The internet is flooded with articles about large language models like ChatGPT, their potential, and what that may mean for the future of work. A chat application made large language models accessible to a wide audience, but the number of manual hours procuring high-quality data or the cloud costs to train these models is rarely discussed as often. These pre-trained models are for general tasks, in other words, think of these as having completed high school. The ability to fine-tune pre-trained models leveraging your own data with less resource investment is where the true potential of large language models lies.
Are we finally entering the golden age of AI? One analogy often brought up in technical circles is that it takes a 17-year-old approximately 20 hours of training to become proficient at driving a vehicle. There are some clear questions as to what defines proficiency, but when compared to the investment in time and resources for autonomous driving vehicles, it does put the question into a distinct perspective. The challenge to that view is that the 17-year-old has 17 years of experience interacting with the physical world equating to 99,280 waking hours (assuming an average of 8 hours of sleep per day). In other words, 17 years of continuous learning on a variety of subjects created the opportunity for only 20 hours of driving training to lead to proficiency. This analogy better represents the pre-trained large language models of today and their most efficient application.

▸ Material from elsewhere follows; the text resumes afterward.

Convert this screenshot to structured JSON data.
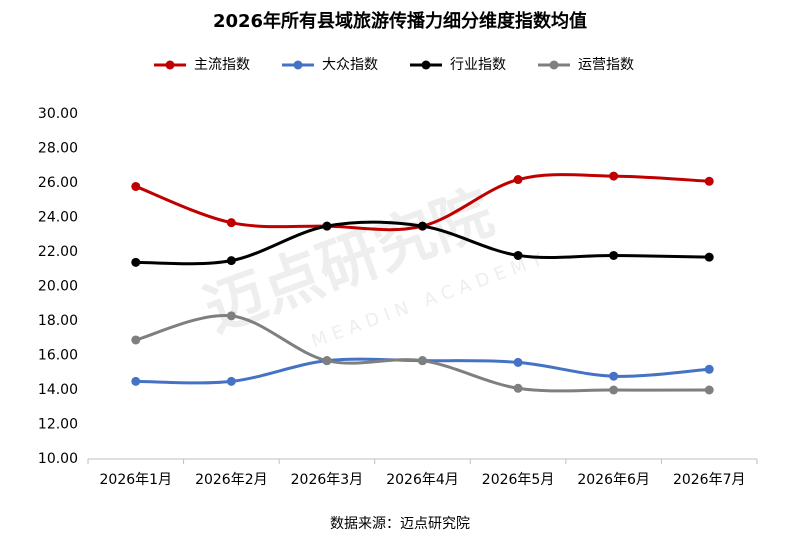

A question remains: how to deploy such a powerful tool along with the infrastructure required to meet our own unique needs? The Washington Post recently wrote an article about the hidden costs. Link: ChatGPT has enormous hidden costs that could throttle AI development – The Washington Post. The article shared a quote from OpenAI CEO Sam Altman stating “There’s so much value here, it’s inconceivable to me that we can’t figure out how to ring the cash register on it.” How long has productizing large language models been a challenge? Few outside the technology world are aware that GPT-3, the precursor to GPT-3.5 behind the initial release of the ChatGPT interface, was first released on July 11, 2020.

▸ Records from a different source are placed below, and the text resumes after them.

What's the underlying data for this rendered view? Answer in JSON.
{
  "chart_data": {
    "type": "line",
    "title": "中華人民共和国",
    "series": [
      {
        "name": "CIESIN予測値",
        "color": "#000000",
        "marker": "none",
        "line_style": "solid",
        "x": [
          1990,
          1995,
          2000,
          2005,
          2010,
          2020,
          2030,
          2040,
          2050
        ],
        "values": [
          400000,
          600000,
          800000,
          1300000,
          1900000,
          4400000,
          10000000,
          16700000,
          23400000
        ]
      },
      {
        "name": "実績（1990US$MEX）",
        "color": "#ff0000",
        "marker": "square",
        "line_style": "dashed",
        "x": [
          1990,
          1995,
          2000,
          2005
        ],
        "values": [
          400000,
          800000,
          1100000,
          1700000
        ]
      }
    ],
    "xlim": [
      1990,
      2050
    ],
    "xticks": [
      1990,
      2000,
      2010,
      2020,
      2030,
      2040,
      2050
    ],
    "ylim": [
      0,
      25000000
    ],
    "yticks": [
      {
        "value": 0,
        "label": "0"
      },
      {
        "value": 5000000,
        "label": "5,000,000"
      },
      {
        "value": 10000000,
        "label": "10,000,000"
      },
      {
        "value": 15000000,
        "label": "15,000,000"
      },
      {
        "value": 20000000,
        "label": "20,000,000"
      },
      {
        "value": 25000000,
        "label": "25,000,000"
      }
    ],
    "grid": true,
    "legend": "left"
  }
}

Machine learning operations or MLOps were designed to productize ML capabilities at the enterprise level. Rather than insights living on the laptop of a data scientist, MLOps puts data science in production and at scale by incorporating the best practices from DevOps, a combination of development and IT operations. This adoption was made possible because the traditional ML cycle follows the cross-industry standard for data mining (CRISP-DM), a six-step process that has been around since the late 1990s. The challenge to overcome in the next few years is that large language models require an ecosystem that is still being developed in this nascent stage, new opportunities are emerging for those that do not write code.
A non-coding PM, whether a product or project manager, can now play a key role in fine-tuning large language models as the task is typically a no to low code operation. Feeding pre-trained models examples of what type of output users want makes the required task widely accessible, a dramatic change from non-coders contributions being limited to managing Scrum Ceremonies and Kanban boards. Stakeholders now have a new potential role beyond user acceptance testing in the traditional pre-production development cycle. In terms of people and process, this is a radical change to the DevOps and Agile frameworks which is one reason we use the term large language model operations to describe this workflow.

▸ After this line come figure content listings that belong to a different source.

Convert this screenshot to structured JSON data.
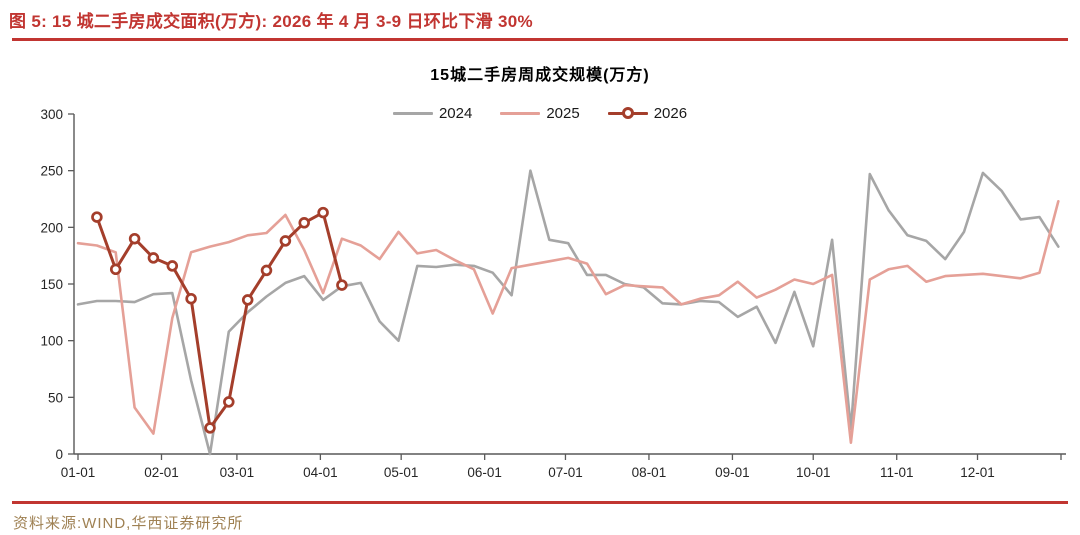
{
  "figure": {
    "caption": "图 5: 15 城二手房成交面积(万方): 2026 年 4 月 3-9 日环比下滑 30%",
    "source": "资料来源:WIND,华西证券研究所"
  },
  "colors": {
    "accent_red": "#c13531",
    "source_text": "#9f8153",
    "axis_line": "#595959",
    "tick_label": "#262626"
  },
  "chart_data": {
    "type": "line",
    "title": "15城二手房周成交规模(万方)",
    "xlabel": "",
    "ylabel": "",
    "ylim": [
      0,
      300
    ],
    "y_ticks": [
      0,
      50,
      100,
      150,
      200,
      250,
      300
    ],
    "x_ticks": [
      {
        "label": "01-01",
        "day": 0
      },
      {
        "label": "02-01",
        "day": 31
      },
      {
        "label": "03-01",
        "day": 59
      },
      {
        "label": "04-01",
        "day": 90
      },
      {
        "label": "05-01",
        "day": 120
      },
      {
        "label": "06-01",
        "day": 151
      },
      {
        "label": "07-01",
        "day": 181
      },
      {
        "label": "08-01",
        "day": 212
      },
      {
        "label": "09-01",
        "day": 243
      },
      {
        "label": "10-01",
        "day": 273
      },
      {
        "label": "11-01",
        "day": 304
      },
      {
        "label": "12-01",
        "day": 334
      }
    ],
    "axis_end_day": 365,
    "grid": false,
    "legend_position": "top-center",
    "x_unit": "week",
    "series": [
      {
        "name": "2024",
        "color": "#a6a6a6",
        "marker": false,
        "start_week": 0,
        "values": [
          132,
          135,
          135,
          134,
          141,
          142,
          65,
          0,
          108,
          125,
          139,
          151,
          157,
          136,
          148,
          151,
          117,
          100,
          166,
          165,
          167,
          166,
          160,
          140,
          250,
          189,
          186,
          158,
          158,
          150,
          147,
          133,
          132,
          135,
          134,
          121,
          130,
          98,
          143,
          95,
          189,
          22,
          247,
          215,
          193,
          188,
          172,
          196,
          248,
          232,
          207,
          209,
          183
        ]
      },
      {
        "name": "2025",
        "color": "#e5a097",
        "marker": false,
        "start_week": 0,
        "values": [
          186,
          184,
          178,
          41,
          18,
          120,
          178,
          183,
          187,
          193,
          195,
          211,
          180,
          142,
          190,
          184,
          172,
          196,
          177,
          180,
          171,
          163,
          124,
          164,
          167,
          170,
          173,
          168,
          141,
          149,
          148,
          147,
          132,
          137,
          140,
          152,
          138,
          145,
          154,
          150,
          158,
          10,
          154,
          163,
          166,
          152,
          157,
          158,
          159,
          157,
          155,
          160,
          223
        ]
      },
      {
        "name": "2026",
        "color": "#a43e2b",
        "marker": true,
        "start_week": 1,
        "values": [
          209,
          163,
          190,
          173,
          166,
          137,
          23,
          46,
          136,
          162,
          188,
          204,
          213,
          149
        ]
      }
    ]
  }
}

In addition to people and process changes, technological advancement goes beyond pre-trained models. New technology stack components are emerging like LangChain, a framework for orchestrating large language models, simplifying various API integrations necessary for deployment. Vector databases like Pinecone and Weaviate may be needed to reduce the computational burden but also come with their own cloud costs. Gradio is one of the machine learning tools for creating accessible interfaces to demo models while Hugging Face Spaces serves as a hosting community for large language model-powered apps. The technology stack will continue to evolve and change but the starting point of a pre-trained model and end point of a user-friendly interface will almost certainly remain constant. At Analytica, we continue to work with new technology stack components and incorporate MLOps best practices to build large language model-powered applications for our federal clients.